Come in molti altri ambiti, dalla letteratura alla politica, le donne sono state discriminate perché non considerate all’altezza. Fin dall’antica Grecia, si pensava che l’intelli- genza delle donne fosse diversa da quella degli uomini. Non erano ritenute capaci di logos, cioè della facoltà di ragionamento, ma soltanto di metis, l’astuzia, un’intelligenza più bassa. E questo stereotipo si è trasmesso nelle epoche successive. Soltanto adesso, ad esempio, stiamo comprendendo il ruolo fondamentale che hanno avuto le mogli di alcuni scienziati nelle scoperte scientifiche attribuite esclusivamente ai loro mariti. Pensiamo a Mileva Marić, prima donna ad aver studiato Fisica al Politecnico di Zurigo e moglie di Albert Einstein. L’eccezione che conferma la regola è stata la fisica Marie Curie perché nella sua famiglia non c’erano preconcetti di genere, i rapporti erano paritari. Per la famiglia Curie la scienza era una pratica che doveva essere accessibile a chiunque avesse passione e talento, senza distinzioni. Tanto è vero che sua figlia Irene Curie portò avanti il lavoro della madre e del padre col marito Frédéric Joliot, vincendo il Nobel.

Le scienziate ottengono meno premi dei colleghi uomini. Perché?

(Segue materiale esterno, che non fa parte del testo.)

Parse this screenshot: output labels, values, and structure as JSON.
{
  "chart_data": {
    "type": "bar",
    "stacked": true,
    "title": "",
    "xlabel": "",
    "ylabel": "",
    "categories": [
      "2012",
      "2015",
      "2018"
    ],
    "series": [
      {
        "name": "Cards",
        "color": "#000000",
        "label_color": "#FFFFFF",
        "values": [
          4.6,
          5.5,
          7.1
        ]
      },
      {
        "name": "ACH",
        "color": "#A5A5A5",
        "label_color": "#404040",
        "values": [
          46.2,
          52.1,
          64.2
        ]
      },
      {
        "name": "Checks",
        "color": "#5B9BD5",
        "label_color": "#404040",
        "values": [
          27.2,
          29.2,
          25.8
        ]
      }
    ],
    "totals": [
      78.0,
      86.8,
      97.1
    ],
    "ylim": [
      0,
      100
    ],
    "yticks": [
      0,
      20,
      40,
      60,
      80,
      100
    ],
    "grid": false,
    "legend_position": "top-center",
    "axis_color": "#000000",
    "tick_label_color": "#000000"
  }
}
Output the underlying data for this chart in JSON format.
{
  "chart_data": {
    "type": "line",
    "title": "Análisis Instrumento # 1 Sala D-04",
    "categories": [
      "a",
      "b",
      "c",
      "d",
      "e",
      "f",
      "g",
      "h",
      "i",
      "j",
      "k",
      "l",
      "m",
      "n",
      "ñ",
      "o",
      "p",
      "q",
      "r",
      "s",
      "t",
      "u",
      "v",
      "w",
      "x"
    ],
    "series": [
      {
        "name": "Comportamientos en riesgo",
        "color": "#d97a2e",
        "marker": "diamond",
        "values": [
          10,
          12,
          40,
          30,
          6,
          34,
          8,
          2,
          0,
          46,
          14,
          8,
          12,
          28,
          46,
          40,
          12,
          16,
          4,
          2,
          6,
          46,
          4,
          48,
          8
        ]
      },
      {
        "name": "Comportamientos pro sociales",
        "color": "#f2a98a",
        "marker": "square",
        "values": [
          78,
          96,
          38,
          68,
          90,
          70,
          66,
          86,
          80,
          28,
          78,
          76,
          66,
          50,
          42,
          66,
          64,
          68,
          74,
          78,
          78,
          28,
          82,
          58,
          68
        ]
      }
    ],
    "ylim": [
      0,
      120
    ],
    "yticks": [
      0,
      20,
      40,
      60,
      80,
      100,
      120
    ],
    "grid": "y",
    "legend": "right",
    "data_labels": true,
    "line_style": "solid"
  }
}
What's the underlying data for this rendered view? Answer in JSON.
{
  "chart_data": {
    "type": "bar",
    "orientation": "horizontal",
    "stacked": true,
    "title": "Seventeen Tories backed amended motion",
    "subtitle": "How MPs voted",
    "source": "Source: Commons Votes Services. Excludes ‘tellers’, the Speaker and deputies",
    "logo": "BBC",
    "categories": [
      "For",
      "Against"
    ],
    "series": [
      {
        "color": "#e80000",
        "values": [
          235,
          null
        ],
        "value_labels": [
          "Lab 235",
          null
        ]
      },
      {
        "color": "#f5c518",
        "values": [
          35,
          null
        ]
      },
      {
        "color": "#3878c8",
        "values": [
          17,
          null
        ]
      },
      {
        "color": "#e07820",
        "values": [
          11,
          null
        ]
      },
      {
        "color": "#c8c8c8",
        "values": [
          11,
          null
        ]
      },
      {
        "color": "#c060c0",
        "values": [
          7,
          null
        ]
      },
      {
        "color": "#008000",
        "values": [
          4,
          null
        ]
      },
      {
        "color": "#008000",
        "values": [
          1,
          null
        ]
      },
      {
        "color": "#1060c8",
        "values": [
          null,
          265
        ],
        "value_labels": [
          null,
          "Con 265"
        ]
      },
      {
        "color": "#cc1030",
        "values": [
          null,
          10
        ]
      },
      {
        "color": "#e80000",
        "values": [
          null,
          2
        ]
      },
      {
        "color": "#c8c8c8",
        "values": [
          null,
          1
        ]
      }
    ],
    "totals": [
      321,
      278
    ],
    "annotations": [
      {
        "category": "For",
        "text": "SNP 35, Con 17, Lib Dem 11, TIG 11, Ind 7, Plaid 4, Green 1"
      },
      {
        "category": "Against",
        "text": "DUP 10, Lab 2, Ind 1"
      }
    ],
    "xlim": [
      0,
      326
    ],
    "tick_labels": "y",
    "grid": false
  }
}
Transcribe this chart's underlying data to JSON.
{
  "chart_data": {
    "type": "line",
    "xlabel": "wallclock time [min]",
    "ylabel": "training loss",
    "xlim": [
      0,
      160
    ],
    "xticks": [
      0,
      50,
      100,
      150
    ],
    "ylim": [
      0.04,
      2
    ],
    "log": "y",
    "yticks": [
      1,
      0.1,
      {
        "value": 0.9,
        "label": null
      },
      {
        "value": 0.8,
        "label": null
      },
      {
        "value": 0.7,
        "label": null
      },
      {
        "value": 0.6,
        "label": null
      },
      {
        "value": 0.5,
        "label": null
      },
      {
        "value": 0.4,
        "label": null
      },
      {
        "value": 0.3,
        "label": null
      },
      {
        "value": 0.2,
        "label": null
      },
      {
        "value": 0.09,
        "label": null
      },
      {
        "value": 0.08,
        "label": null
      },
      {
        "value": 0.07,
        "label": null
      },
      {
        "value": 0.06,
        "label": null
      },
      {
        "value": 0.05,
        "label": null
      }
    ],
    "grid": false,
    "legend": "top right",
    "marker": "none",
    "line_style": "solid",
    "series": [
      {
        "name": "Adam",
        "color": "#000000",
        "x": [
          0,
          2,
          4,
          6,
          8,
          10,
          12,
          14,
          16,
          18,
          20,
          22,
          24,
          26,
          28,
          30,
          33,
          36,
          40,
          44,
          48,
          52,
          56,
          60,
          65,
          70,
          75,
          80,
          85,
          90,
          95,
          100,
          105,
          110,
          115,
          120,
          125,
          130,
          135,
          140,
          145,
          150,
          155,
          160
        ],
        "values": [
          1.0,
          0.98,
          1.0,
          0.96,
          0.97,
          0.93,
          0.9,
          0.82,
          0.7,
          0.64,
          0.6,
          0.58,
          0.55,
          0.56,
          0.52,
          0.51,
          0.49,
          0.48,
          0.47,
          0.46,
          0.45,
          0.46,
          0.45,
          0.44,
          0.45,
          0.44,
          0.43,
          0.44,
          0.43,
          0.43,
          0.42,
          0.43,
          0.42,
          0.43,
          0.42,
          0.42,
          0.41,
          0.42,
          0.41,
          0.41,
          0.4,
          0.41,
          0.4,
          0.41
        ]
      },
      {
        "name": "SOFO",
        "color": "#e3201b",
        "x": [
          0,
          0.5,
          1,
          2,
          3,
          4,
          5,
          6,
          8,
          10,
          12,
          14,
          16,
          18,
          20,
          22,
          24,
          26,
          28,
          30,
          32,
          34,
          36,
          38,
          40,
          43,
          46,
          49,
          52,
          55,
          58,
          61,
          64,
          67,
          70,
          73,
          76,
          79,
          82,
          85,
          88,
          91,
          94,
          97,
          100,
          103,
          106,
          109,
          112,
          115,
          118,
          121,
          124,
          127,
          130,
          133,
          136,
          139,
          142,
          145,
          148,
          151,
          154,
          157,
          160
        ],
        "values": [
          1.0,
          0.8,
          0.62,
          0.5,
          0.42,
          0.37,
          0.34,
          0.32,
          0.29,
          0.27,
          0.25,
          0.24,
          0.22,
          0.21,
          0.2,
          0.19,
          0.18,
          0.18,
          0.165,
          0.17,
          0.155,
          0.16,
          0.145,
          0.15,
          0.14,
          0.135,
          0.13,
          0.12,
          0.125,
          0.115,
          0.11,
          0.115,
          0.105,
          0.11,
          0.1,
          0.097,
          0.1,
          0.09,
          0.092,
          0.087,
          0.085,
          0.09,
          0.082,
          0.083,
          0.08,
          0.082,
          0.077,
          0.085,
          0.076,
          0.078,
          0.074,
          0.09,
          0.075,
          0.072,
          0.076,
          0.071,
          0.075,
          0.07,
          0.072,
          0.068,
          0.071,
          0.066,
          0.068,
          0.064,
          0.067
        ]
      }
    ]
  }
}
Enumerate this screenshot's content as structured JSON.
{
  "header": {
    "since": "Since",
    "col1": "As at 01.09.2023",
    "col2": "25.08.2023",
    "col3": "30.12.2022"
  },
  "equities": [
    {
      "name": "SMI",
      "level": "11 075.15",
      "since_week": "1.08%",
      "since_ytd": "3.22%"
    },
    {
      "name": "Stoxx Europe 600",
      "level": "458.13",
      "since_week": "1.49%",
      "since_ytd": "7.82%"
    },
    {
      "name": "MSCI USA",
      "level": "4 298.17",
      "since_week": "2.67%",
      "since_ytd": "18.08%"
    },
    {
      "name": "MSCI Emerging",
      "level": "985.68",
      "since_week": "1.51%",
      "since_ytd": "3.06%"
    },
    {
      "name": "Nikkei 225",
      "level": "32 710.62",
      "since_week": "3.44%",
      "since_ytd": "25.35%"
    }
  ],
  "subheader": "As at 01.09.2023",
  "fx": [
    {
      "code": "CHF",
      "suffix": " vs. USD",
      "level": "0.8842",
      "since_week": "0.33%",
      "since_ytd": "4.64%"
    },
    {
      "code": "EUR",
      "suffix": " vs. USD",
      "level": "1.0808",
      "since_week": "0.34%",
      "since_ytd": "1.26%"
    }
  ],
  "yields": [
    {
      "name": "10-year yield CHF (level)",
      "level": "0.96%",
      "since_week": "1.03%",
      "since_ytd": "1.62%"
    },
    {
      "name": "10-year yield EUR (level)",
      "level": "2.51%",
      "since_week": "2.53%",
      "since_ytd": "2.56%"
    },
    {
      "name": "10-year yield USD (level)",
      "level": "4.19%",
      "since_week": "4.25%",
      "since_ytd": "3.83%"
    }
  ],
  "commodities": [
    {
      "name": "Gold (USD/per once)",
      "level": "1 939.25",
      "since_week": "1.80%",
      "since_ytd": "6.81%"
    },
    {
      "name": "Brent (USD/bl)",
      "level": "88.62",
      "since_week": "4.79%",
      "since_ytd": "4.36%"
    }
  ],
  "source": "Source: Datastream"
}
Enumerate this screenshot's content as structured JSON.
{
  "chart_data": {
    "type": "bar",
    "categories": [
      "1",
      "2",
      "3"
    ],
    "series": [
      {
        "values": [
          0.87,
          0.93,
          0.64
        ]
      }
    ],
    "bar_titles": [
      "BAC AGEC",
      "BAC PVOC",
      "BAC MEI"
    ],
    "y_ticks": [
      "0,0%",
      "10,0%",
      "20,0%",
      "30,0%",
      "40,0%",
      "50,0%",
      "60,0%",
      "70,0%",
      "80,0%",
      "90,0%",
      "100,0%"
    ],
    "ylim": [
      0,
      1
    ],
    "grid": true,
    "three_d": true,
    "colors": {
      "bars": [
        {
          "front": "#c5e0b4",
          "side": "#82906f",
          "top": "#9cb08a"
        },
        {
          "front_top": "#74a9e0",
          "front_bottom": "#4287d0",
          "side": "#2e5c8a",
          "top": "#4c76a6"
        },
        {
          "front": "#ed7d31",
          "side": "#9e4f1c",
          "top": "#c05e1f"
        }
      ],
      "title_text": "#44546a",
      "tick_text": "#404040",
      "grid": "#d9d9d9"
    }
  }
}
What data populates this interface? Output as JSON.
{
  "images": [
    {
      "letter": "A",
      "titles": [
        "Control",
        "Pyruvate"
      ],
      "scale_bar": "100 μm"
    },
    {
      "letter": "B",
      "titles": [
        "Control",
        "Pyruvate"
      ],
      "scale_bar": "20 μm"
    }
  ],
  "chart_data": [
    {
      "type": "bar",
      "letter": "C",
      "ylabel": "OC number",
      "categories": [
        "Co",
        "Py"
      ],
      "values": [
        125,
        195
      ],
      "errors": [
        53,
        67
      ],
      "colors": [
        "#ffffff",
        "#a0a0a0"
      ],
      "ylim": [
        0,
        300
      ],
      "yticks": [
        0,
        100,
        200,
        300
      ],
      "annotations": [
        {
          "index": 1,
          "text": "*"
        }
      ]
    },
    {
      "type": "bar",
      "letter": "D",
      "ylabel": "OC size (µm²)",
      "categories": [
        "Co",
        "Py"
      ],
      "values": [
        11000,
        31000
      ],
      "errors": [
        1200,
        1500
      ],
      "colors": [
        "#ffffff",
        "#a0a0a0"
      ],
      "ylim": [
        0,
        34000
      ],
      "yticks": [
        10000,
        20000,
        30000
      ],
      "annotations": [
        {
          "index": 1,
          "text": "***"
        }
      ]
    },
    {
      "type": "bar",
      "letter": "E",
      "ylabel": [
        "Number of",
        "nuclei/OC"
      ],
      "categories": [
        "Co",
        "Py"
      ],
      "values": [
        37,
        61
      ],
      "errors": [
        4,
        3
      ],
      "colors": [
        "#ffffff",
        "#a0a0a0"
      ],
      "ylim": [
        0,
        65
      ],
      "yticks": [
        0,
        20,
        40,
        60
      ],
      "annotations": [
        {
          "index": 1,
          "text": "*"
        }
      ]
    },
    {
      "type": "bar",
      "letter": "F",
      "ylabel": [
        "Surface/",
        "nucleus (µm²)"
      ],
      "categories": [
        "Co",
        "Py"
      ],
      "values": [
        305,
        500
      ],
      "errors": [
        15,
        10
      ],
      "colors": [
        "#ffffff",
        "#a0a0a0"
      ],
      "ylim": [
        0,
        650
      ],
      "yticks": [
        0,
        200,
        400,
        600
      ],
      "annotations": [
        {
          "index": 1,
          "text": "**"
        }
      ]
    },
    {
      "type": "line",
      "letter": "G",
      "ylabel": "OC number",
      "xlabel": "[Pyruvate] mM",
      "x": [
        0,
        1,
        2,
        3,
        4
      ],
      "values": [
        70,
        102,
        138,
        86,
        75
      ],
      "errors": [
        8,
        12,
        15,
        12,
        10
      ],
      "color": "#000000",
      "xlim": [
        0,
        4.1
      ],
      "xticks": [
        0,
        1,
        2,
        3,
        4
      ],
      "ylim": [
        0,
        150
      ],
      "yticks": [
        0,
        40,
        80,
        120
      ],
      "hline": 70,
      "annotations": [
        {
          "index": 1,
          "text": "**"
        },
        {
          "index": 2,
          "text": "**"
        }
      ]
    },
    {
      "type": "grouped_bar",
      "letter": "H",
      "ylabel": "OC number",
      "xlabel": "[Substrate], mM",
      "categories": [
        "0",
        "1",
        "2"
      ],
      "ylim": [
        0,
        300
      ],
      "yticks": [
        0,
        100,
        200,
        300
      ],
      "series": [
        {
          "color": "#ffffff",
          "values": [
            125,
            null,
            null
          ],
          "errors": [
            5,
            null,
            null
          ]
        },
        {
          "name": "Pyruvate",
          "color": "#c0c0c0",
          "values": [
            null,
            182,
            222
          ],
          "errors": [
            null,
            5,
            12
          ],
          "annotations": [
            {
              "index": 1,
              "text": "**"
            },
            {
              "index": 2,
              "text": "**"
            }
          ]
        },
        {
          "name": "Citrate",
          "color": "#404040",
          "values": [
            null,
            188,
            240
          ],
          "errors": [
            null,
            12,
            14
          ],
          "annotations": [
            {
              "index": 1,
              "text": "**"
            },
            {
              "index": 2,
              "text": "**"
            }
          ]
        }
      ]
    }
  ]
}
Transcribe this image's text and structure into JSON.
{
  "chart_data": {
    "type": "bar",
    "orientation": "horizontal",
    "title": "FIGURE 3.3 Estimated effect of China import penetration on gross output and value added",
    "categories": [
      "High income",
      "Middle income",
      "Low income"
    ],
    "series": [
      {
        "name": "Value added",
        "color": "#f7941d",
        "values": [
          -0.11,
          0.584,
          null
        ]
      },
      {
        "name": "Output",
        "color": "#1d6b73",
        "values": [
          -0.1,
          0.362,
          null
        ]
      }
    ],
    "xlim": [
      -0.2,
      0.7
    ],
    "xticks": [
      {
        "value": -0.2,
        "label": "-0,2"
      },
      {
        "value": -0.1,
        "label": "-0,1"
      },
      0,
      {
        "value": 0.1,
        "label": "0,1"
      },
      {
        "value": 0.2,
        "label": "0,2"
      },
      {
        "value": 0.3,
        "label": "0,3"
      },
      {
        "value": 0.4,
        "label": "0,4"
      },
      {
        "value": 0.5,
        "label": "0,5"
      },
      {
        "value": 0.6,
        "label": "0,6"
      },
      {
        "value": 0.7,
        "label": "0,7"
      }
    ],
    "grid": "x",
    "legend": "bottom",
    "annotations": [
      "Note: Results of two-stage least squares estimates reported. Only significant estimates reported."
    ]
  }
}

Analizzando i dati nell’ambito delle STEM, acronimo di Science, Technology, Engineering and Mathematics, si scopre che le donne vincono meno premi soprattutto nella matematica e nell’informatica. Inoltre, la percentuale si abbassa se il premio è dedicato alla memoria di un uomo. Una delle ragioni, per quanto riguarda la matematica e l’informatica, è che si può partecipare ai convegni internazionali soltanto su invito e così le donne vengono escluse. Nel mondo scientifico è fondamentale andare alle conferenze per avere un dialogo con i colleghi e per essere riconosciute come parte della comunità ufficiale. Per i premi si viene prese in considerazione in base ai convegni, ai report online, ai libri e all’impatto mediatico. È drammatico considerare le pubblicazioni scientifiche internazionali dal 1993 al 2005 e constatare quante poche scienziate vengano citate nei paper. Il pregiudizio riguarda tutti: le donne stesse citano di più i colleghi a discapito delle colleghe perché ritengono i maschi più adatti alla scienza.

Quali sono le principali difficoltà che le donne incontrano oggi nel mondo scientifico?

C’è stato sicuramente un miglioramento rispetto al passato. In tutti i Paesi europei è aumentato il numero delle immatricolazioni nei corsi universitari scientifici. Alla facoltà di medicina, in media, le iscritte sono la metà del totale e in alcuni Paesi superano il 50 per cento. Restano tuttavia alcuni settori come l’ingegneria e l’informatica di dominio quasi esclusivamente maschile: le ragazze li evitano perché pensano di non essere in grado di farcela. In generale, va sottolineato che le scienziate scontano gli stessi problemi del resto del mondo del lavoro. A pesare, perciò, ci sono la maternità, considerata penalizzante, e la mancanza di role model, di modelli nei quali identificarsi. Ce ne sono sicuramente di più rispetto al passato, ma non sono ancora abbastanza.